Companies and investors committing to AI need to be fully-aware of the complex and evolving legal environment regulating AI and data, which can impact an investment's risk profile, reputational risk and, by implication, the future value and return of their investment:

  • AI needs data. Data is a highly-regulated asset and AI needs large quantities of it, whether in the form of training sets at the development stage or as inputs for the up and running algorithm to process. Investors will need to have a clear AI data strategy to be certain that they are able to use their existing data (e.g. customer data) and continue to source new data from third-parties.  Investors need to consider whether the data has been collected in compliance with law and who bears the risk in relation to third-party arrangements.

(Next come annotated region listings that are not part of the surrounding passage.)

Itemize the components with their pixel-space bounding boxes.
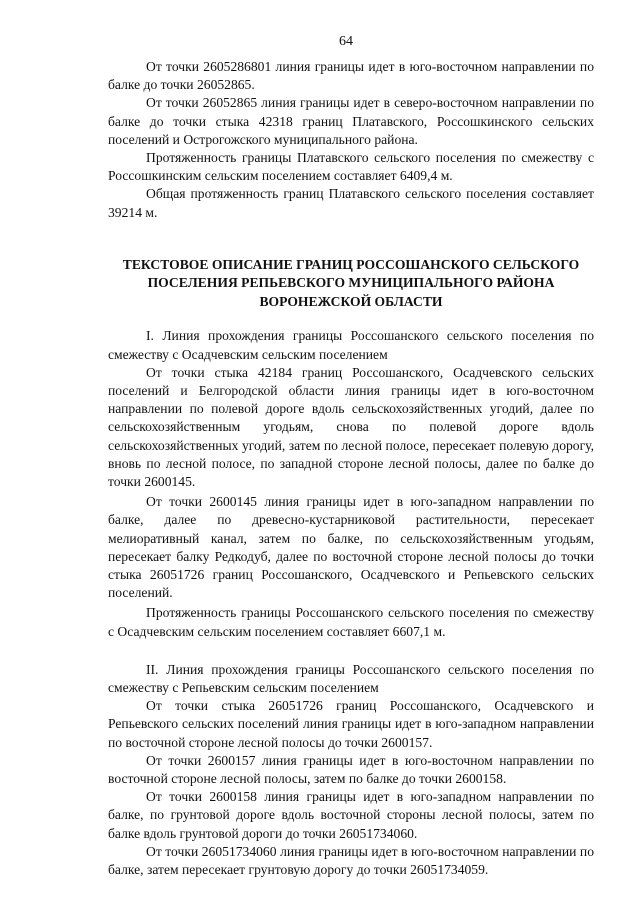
paragraph: От точки стыка 26051726 границ Россошанского, Осадчевского и Репьевского сельских поселений линия границы идет в юго-западном направлении по восточной стороне лесной полосы до точки 2600157. (108, 698, 594, 750)
paragraph: От точки 26051734060 линия границы идет в юго-восточном направлении по балке, затем пересекает грунтовую дорогу до точки 26051734059. (108, 843, 594, 878)
paragraph: От точки 2600158 линия границы идет в юго-западном направлении по балке, по грунтовой дороге вдоль восточной стороны лесной полосы, затем по балке вдоль грунтовой дороги до точки 26051734060. (108, 789, 594, 841)
paragraph: От точки стыка 42184 границ Россошанского, Осадчевского сельских поселений и Белгородской области линия границы идет в юго-восточном направлении по полевой дороге вдоль сельскохозяйственных угодий, далее по сельскохозяйственным угодьям, снова по полевой дороге вдоль сельскохозяйственных угодий, затем по лесной полосе, пересекает полевую дорогу, вновь по лесной полосе, по западной стороне лесной полосы, далее по балке до точки 2600145. (108, 364, 594, 489)
paragraph: От точки 2600145 линия границы идет в юго-западном направлении по балке, далее по древесно-кустарниковой растительности, пересекает мелиоративный канал, затем по балке, по сельскохозяйственным угодьям, пересекает балку Редкодуб, далее по восточной стороне лесной полосы до точки стыка 26051726 границ Россошанского, Осадчевского и Репьевского сельских поселений. (108, 494, 594, 601)
paragraph: От точки 2605286801 линия границы идет в юго-восточном направлении по балке до точки 26052865. (108, 59, 594, 93)
section-heading: ТЕКСТОВОЕ ОПИСАНИЕ ГРАНИЦ РОССОШАНСКОГО СЕЛЬСКОГО ПОСЕЛЕНИЯ РЕПЬЕВСКОГО МУНИЦИПАЛЬНОГО РАЙОНА ВОРОНЕЖСКОЙ ОБЛАСТИ (122, 256, 580, 309)
section-1-title: I. Линия прохождения границы Россошанского сельского поселения по смежеству с Осадчевским сельским поселением (108, 328, 594, 362)
paragraph: От точки 26052865 линия границы идет в северо-восточном направлении по балке до точки стыка 42318 границ Платавского, Россошкинского сельских поселений и Острогожского муниципального района. (108, 95, 594, 147)
section-2-title: II. Линия прохождения границы Россошанского сельского поселения по смежеству с Репьевским сельским поселением (108, 661, 594, 695)
paragraph: Общая протяженность границ Платавского сельского поселения составляет 39214 м. (108, 186, 594, 220)
paragraph: Протяженность границы Платавского сельского поселения по смежеству с Россошкинским сельским поселением составляет 6409,4 м. (108, 150, 594, 184)
length-statement: Протяженность границы Россошанского сельского поселения по смежеству с Осадчевским сельским поселением составляет 6607,1 м. (108, 605, 594, 639)
paragraph: От точки 2600157 линия границы идет в юго-восточном направлении по восточной стороне лесной полосы, затем по балке до точки 2600158. (108, 752, 594, 786)
page-number: 64 (339, 34, 353, 49)
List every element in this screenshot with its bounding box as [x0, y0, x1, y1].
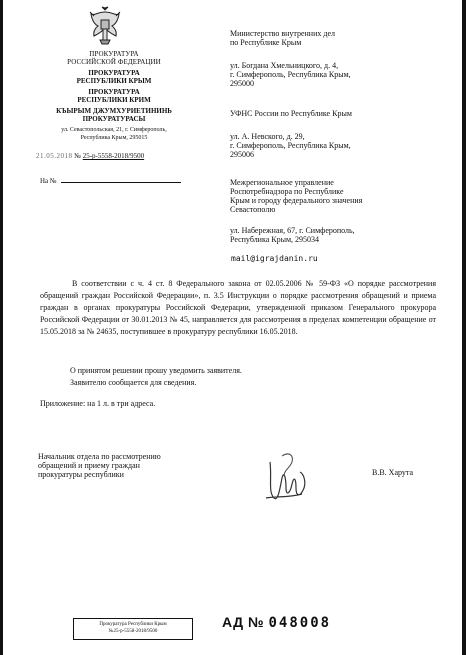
header-prosecutor-line: ПРОКУРАТУРА — [89, 50, 139, 58]
recipient-1-address-line-1: ул. Богдана Хмельницкого, д. 4, — [230, 61, 339, 70]
email-address: mail@igrajdanin.ru — [231, 254, 318, 263]
handwritten-signature — [262, 448, 314, 508]
recipient-3-address-line-1: ул. Набережная, 67, г. Симферополь, — [230, 226, 355, 235]
recipient-3-name-line-3: Крым и городу федерального значения — [230, 196, 363, 205]
signatory-name: В.В. Харута — [372, 468, 414, 477]
signatory-position-line-1: Начальник отдела по рассмотрению — [38, 452, 161, 461]
scan-edge-left — [0, 0, 3, 655]
header-address-line-1: ул. Севастопольская, 21, г. Симферополь, — [61, 127, 167, 133]
header-federation-line: РОССИЙСКОЙ ФЕДЕРАЦИИ — [67, 58, 161, 66]
document-series: АД № — [222, 614, 265, 630]
recipient-3-name-line-2: Роспотребнадзора по Республике — [230, 187, 344, 196]
signatory-position — [38, 452, 161, 479]
recipient-2-address-line-2: г. Симферополь, Республика Крым, — [230, 141, 351, 150]
document-number: 048008 — [268, 615, 332, 631]
registration-stamp-line-1: Прокуратура Республики Крым — [99, 622, 167, 627]
body-paragraph-notify: О принятом решении прошу уведомить заявителя. — [70, 366, 242, 375]
header-address-line-2: Республика Крым, 295015 — [80, 135, 148, 141]
recipient-1-name-line-2: по Республике Крым — [230, 38, 302, 47]
header-bold-line-5: КЪЫРЫМ ДЖУМХУРИЕТИНИНЬ — [56, 107, 172, 115]
signatory-position-line-2: обращений и приему граждан — [38, 461, 140, 470]
body-paragraph-main: В соответствии с ч. 4 ст. 8 Федерального закона от 02.05.2006 № 59-ФЗ «О порядке рассмотрения обращений граждан Российской Федерации», п. 3.5 Инструкции о порядке рассмотрения обращений и приема граждан в органах прокуратуры Российской Федерации, утвержденной приказом Генерального прокурора Российской Федерации от 30.01.2013 № 45, направляется для рассмотрения в пределах компетенции обращение от 15.05.2018 за № 24635, поступившее в прокуратуру республики 16.05.2018. — [40, 279, 436, 336]
reference-line — [40, 176, 181, 185]
header-bold-line-3: ПРОКУРАТУРА — [88, 88, 140, 96]
header-bold-line-4: РЕСПУБЛИКИ КРИМ — [77, 96, 151, 104]
recipient-3-address-line-2: Республика Крым, 295034 — [230, 235, 320, 244]
recipient-2-name: УФНС России по Республике Крым — [230, 109, 352, 118]
attachment-line: Приложение: на 1 л. в три адреса. — [40, 399, 156, 408]
recipient-3-name-line-1: Межрегиональное управление — [230, 178, 334, 187]
registration-number: 25-р-5558-2018/9500 — [82, 152, 145, 160]
recipient-1-address-line-3: 295000 — [230, 79, 254, 88]
document-serial-number — [222, 614, 331, 631]
recipient-1-name-line-1: Министерство внутренних дел — [230, 29, 335, 38]
recipient-1-address-line-2: г. Симферополь, Республика Крым, — [230, 70, 351, 79]
registration-stamp — [73, 618, 193, 640]
recipient-3-name-line-4: Севастополю — [230, 205, 276, 214]
scan-edge-right — [462, 0, 466, 655]
registration-line — [36, 152, 144, 160]
recipient-2-address-line-3: 295006 — [230, 150, 254, 159]
reference-blank — [61, 176, 181, 183]
header-bold-line-2: РЕСПУБЛИКИ КРЫМ — [76, 77, 152, 85]
header-bold-line-1: ПРОКУРАТУРА — [88, 69, 140, 77]
signatory-position-line-3: прокуратуры республики — [38, 470, 124, 479]
header-bold-line-6: ПРОКУРАТУРАСЫ — [82, 115, 146, 123]
body-paragraph-inform: Заявителю сообщается для сведения. — [70, 378, 197, 387]
reference-label: На № — [40, 177, 57, 185]
registration-prefix: № — [74, 152, 81, 160]
registration-date: 21.05.2018 — [36, 152, 73, 160]
registration-stamp-line-2: №25-р-5558-2018/9500 — [108, 629, 158, 634]
coat-of-arms-emblem — [88, 6, 122, 46]
recipient-2-address-line-1: ул. А. Невского, д. 29, — [230, 132, 305, 141]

  • AI specific regulations. Investors need to consider whether the rapidly changing regulatory landscape, for both data and AI, impacts the risk profile of the target business. Investors should be familiar with the regulations that are expected to come into force soon (e.g. the EU's AI Regulation) as well as which regulators have jurisdiction over aspects of the target business. Regulators are already focused on unacceptable risks from AI systems such as where they distort human behaviour, exploit vulnerable groups, relate to 'social scoring' by public authorities,  or involve real-time biometric identification.  Investors should also consider what human oversight has been put in place to monitor and, if necessary, override the AI system. Businesses should ensure that they have AI policies and systems in place now to avoid the accumulation of a legal and operational 'technical debt' that will be expensive to rectify and repair in future.
  • Reputational risk. Although many of the potential risks associated with AI technologies are addressed and mitigated by incoming AI regulations,  investors should nonetheless consider whether the target has self-regulation in place for ethical questions that are not (yet) covered by law but may nonetheless lead to long-term reputational damage. Industry experts have already noted the tendency of large language models (LLM) to be "confidently incorrect" with a tendency to assert falsehoods as fact. Also, the huge demands for computing power means that AI technologies are likely to be responsible for increased energy use and emissions, raising ESG considerations.
  • Cyber security. AI programs are treating huge volumes of potentially high-risk and sensitive data (such as customer information, patient data, or financial data).  As well as considering how this was collected, where it was sourced from and other data protection compliance points, investors need to understand the target's cybersecurity risk profile and who bears the risk of any hack. It is important to consider the information security controls and policies of the target business, whether they are compliant, whether any cyber incidents have occurred previously and how they were handled, and the response plan in place in case of any incident in the future.


The AI-led technological revolution will impact all industries. AI development is a rapidly moving and attractive sub-sector; companies and investors wanting to invest need to be well-advised on the impact for both their existing portfolio and any future strategic investments.